Sous Vide

If woot.com and Amazon.com were a mall, my husband would be a teenage girl on a Saturday afternoon. One could say that he has a mildly concerning shopping problem. So I was not surprised to come home recently to find a vacuum sealer on my dining room table. Given the number of hours I have dedicated to watching cooking shows, I immediately knew what to do with this new toy: sous vide!

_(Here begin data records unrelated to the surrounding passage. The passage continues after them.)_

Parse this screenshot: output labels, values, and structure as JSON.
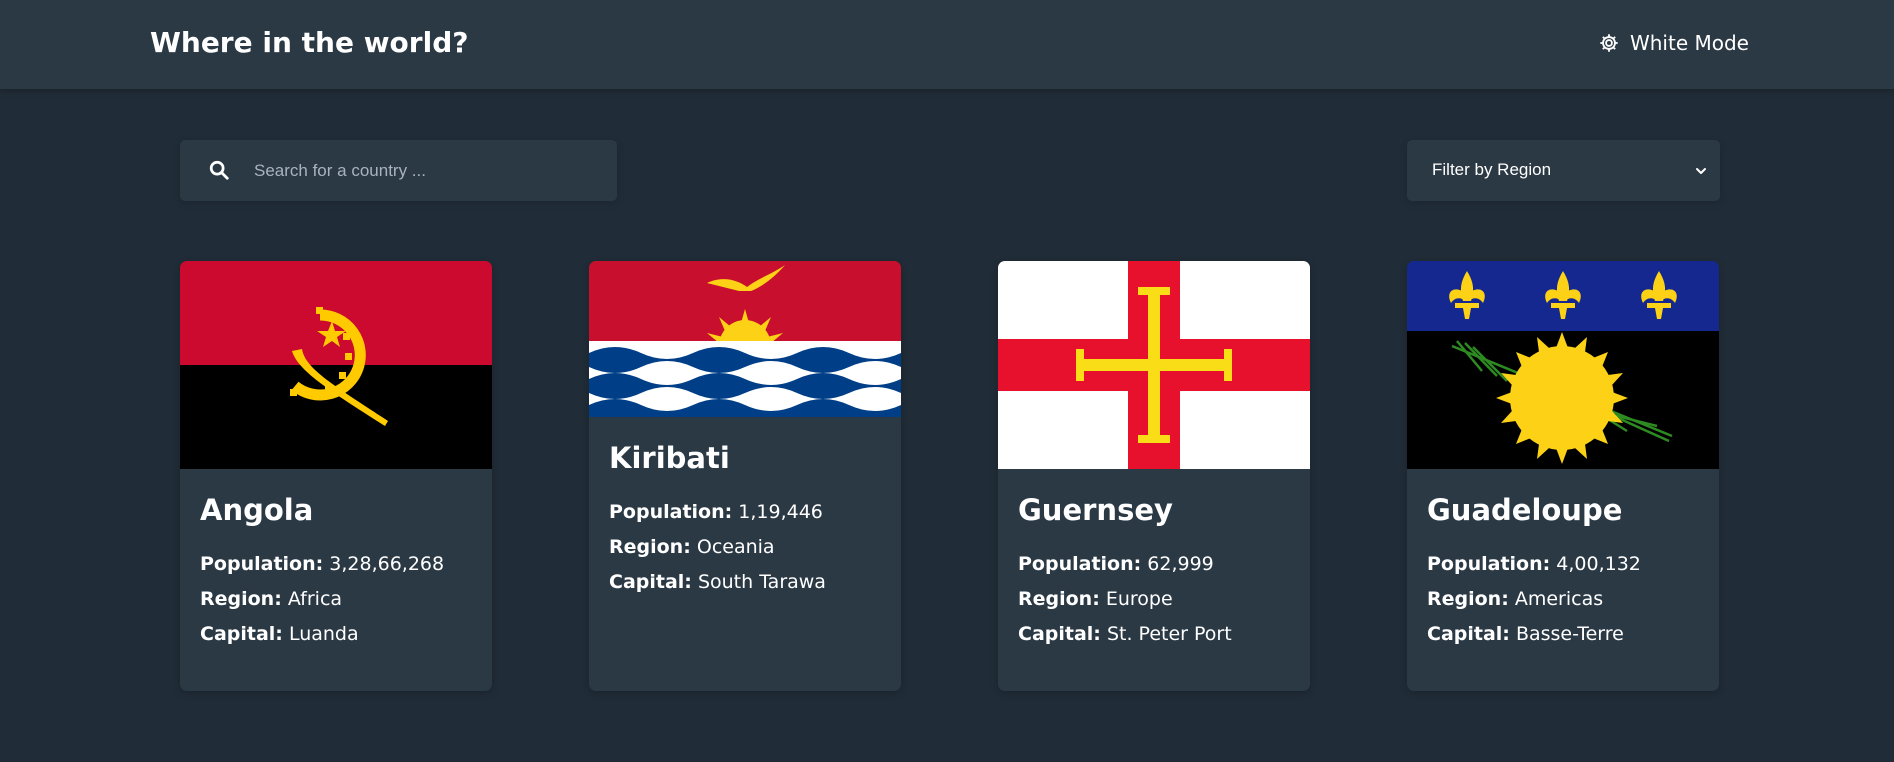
{
  "header": {
    "title": "Where in the world?",
    "mode_label": "White Mode"
  },
  "search": {
    "placeholder": "Search for a country ..."
  },
  "filter": {
    "label": "Filter by Region"
  },
  "labels": {
    "population": "Population:",
    "region": "Region:",
    "capital": "Capital:"
  },
  "countries": [
    {
      "name": "Angola",
      "population": "3,28,66,268",
      "region": "Africa",
      "capital": "Luanda"
    },
    {
      "name": "Kiribati",
      "population": "1,19,446",
      "region": "Oceania",
      "capital": "South Tarawa"
    },
    {
      "name": "Guernsey",
      "population": "62,999",
      "region": "Europe",
      "capital": "St. Peter Port"
    },
    {
      "name": "Guadeloupe",
      "population": "4,00,132",
      "region": "Americas",
      "capital": "Basse-Terre"
    }
  ],
  "colors": {
    "background": "#202c37",
    "surface": "#2b3945",
    "text": "#ffffff"
  },
  "icons": [
    "gear-icon",
    "search-icon",
    "chevron-down-icon"
  ]
}
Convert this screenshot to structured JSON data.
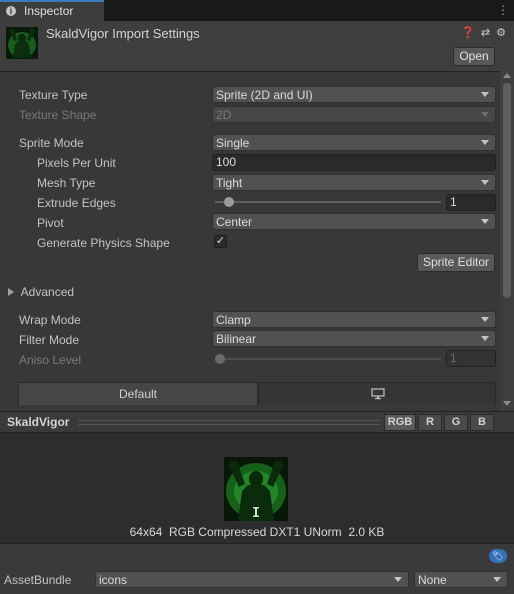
{
  "window": {
    "tab_label": "Inspector"
  },
  "header": {
    "title": "SkaldVigor Import Settings",
    "open_label": "Open",
    "icons": [
      "help-icon",
      "preset-icon",
      "settings-icon"
    ]
  },
  "fields": {
    "texture_type": {
      "label": "Texture Type",
      "value": "Sprite (2D and UI)"
    },
    "texture_shape": {
      "label": "Texture Shape",
      "value": "2D"
    },
    "sprite_mode": {
      "label": "Sprite Mode",
      "value": "Single"
    },
    "pixels_per_unit": {
      "label": "Pixels Per Unit",
      "value": "100"
    },
    "mesh_type": {
      "label": "Mesh Type",
      "value": "Tight"
    },
    "extrude_edges": {
      "label": "Extrude Edges",
      "value": "1",
      "level": 0.04
    },
    "pivot": {
      "label": "Pivot",
      "value": "Center"
    },
    "generate_physics": {
      "label": "Generate Physics Shape",
      "checked": true,
      "glyph": "✓"
    },
    "sprite_editor_label": "Sprite Editor",
    "advanced_label": "Advanced",
    "wrap_mode": {
      "label": "Wrap Mode",
      "value": "Clamp"
    },
    "filter_mode": {
      "label": "Filter Mode",
      "value": "Bilinear"
    },
    "aniso_level": {
      "label": "Aniso Level",
      "value": "1",
      "level": 0.0
    }
  },
  "platform_tabs": {
    "default_label": "Default",
    "standalone_icon": "monitor-icon"
  },
  "preview": {
    "name": "SkaldVigor",
    "channels": [
      "RGB",
      "R",
      "G",
      "B"
    ],
    "info": "64x64  RGB Compressed DXT1 UNorm  2.0 KB"
  },
  "assetbundle": {
    "label": "AssetBundle",
    "name": "icons",
    "variant": "None"
  },
  "colors": {
    "accent": "#3a79bb",
    "background": "#383838",
    "preview_glow": "#3cc83c"
  }
}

For those of you who are slightly less obsessed with food than I am and may not be familiar with this technique, sous vide is a method of cooking food in an airtight plastic bag in lukewarm water for a long time.  Sounds gross and boring, doesn’t it?  I don’t have any fancy equipment, like an immersion circulator, that the pros, use so I used a regular saucepan and a food thermometer.  For my first attempt, I bought chicken because I didn’t want to ruin anything more expensive than that.  I had pretty low expectations.  Boy, was I wrong.

I found temperature and cooking time guidelines online, and away I went!  I started by sprinkling salt, pepper and chile powder to boneless, skinless chicken thighs.  I vacuum sealed them (a process that was far more fun than it should have been!) and put them in the fridge for a couple hours.  When I was ready, I plunged the entire plastic bag into water I had barely warmed on the stove.  I worried about the plastic melting where it was in contact with the sides of the pan, but it was fine.  After adjusting the gas a few times, I finally stabilized the water temperature at 160 degrees (farenheit), and cooked the chicken for 2 hours.  When I took it out of the plastic bag, it fell apart beautifully.  I wanted to sear it to give it a little bit of a crispiness, and I added some barbecue sauce to the hot pan at the end.  It was the most tender chicken I have ever eaten in my life.

Hopefully the chicken wings I am sous-viding tonight are as successful.  I’ll let you know.  And if Chuck wants to keep shopping like a teenager, he’s got my full support.